The premise of the book is well expressed in the introduction:
People are often only partially aware of the beliefs and values residing within them, and they will tend to read these beliefs and values into Scripture. People must become more willing to listen to God's voice for what it actually is rather than what they want it to be. As Scripture is thus received in the heart, God's revelation shapes people's thoughts, feelings, and choices.
The book is divided into three sections. The first section deals with how the heart responds dynamically. This includes a careful look at what the heart was designed for, how it was corrupted and redeemed, and how it is affected by its context. The second section deals with what the heart dynamically responds to. This section examines four facets of influence upon the heart.

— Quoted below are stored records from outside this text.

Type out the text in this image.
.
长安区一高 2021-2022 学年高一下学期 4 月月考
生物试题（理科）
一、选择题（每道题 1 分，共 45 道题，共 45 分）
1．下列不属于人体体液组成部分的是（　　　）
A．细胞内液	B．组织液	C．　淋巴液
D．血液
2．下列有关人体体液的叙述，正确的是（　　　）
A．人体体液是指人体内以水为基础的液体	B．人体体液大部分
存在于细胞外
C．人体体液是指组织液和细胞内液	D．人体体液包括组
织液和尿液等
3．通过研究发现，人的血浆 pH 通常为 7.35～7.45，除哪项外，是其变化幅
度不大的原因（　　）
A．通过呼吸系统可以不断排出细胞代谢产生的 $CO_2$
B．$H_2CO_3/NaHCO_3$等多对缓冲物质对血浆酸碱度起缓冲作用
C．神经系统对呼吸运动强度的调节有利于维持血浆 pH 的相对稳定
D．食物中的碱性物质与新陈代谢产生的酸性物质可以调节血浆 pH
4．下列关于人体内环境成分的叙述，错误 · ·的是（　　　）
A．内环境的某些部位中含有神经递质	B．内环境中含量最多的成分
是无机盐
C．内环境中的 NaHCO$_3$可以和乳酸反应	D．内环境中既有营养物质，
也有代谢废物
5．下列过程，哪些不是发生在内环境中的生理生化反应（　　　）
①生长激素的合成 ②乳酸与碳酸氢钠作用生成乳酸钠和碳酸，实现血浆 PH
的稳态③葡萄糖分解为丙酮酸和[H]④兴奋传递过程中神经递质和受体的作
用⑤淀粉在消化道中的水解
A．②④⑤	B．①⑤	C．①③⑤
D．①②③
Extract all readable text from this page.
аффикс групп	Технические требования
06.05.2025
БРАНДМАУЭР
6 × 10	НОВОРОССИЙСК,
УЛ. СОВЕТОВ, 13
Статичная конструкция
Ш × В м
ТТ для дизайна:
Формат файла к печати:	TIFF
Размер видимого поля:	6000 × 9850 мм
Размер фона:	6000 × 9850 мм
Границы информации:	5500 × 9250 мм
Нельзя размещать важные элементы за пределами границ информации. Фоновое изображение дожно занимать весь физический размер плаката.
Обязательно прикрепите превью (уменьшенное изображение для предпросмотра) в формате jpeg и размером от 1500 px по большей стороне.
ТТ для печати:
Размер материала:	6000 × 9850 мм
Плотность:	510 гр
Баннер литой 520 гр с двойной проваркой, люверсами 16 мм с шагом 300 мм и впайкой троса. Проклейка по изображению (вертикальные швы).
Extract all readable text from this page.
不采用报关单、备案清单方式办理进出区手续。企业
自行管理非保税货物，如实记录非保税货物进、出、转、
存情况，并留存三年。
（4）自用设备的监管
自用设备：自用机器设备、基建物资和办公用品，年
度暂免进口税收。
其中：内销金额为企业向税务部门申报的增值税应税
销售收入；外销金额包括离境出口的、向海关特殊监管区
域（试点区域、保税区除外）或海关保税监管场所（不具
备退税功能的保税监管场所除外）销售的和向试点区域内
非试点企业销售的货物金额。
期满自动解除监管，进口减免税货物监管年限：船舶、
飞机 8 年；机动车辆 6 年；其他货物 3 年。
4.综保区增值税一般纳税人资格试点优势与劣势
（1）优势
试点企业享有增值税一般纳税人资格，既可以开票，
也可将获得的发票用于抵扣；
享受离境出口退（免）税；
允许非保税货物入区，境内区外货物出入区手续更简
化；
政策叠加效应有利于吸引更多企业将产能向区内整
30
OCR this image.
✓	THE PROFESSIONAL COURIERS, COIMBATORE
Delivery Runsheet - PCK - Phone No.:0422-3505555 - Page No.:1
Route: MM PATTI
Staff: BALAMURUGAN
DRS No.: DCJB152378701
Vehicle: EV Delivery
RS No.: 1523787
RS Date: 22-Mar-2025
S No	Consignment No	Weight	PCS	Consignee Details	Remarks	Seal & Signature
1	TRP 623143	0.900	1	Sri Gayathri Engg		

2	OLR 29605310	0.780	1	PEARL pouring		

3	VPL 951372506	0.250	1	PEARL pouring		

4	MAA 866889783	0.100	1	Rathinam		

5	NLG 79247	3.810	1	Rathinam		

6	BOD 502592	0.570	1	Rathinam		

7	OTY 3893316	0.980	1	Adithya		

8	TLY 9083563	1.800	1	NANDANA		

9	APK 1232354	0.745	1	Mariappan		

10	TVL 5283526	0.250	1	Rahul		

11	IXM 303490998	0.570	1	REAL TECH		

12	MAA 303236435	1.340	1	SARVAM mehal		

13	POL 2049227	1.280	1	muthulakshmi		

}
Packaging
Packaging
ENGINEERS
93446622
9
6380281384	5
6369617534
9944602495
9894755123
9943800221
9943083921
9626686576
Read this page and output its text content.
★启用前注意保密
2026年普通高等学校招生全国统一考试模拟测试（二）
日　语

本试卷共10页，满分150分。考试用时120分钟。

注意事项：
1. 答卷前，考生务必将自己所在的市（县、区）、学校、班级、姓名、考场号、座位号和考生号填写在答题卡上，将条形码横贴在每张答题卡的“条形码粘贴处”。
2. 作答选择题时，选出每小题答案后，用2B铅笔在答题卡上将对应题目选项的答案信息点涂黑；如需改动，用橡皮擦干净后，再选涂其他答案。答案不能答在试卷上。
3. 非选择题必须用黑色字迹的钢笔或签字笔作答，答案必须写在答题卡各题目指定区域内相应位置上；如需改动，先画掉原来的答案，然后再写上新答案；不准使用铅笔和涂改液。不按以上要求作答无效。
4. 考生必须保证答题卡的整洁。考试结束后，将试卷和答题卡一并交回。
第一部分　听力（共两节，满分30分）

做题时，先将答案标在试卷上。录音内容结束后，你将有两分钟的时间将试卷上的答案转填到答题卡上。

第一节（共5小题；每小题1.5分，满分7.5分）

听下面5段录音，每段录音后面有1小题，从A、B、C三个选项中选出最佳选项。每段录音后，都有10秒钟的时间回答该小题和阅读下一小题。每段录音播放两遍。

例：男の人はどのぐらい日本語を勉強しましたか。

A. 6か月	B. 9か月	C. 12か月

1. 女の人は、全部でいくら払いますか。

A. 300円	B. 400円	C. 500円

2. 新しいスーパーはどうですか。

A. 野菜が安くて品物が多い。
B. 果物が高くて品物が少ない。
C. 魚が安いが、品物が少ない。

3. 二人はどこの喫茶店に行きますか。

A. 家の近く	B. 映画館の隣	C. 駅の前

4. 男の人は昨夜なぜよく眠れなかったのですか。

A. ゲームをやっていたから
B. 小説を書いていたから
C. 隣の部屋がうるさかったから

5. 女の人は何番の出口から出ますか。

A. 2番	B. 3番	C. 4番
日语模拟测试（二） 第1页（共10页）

The last section deals brings us to nuts and bolts of counseling from this biblical paradigm.

I found The Dynamic Heart in Daily Life to present a strong, biblical perspective on common struggles, along with very practical helps in working through these struggles. It's not a quick read, but worthy of chewing on as you go. This book will be helpful for pastors, counselors, and believers who simply want to work out their own salvation (Phil 2:12) and walk side-by-side with others in this same pursuit.

"God designed the heart's functions for worship: he wants people to respond to him with the complex beauty that reflects his own. Dynamic hearts worship God in daily life--in the way they think, the things they want, the choices they make."
Jeremy Pierre



I requested and received a copy of this book in exchange for an impartial review.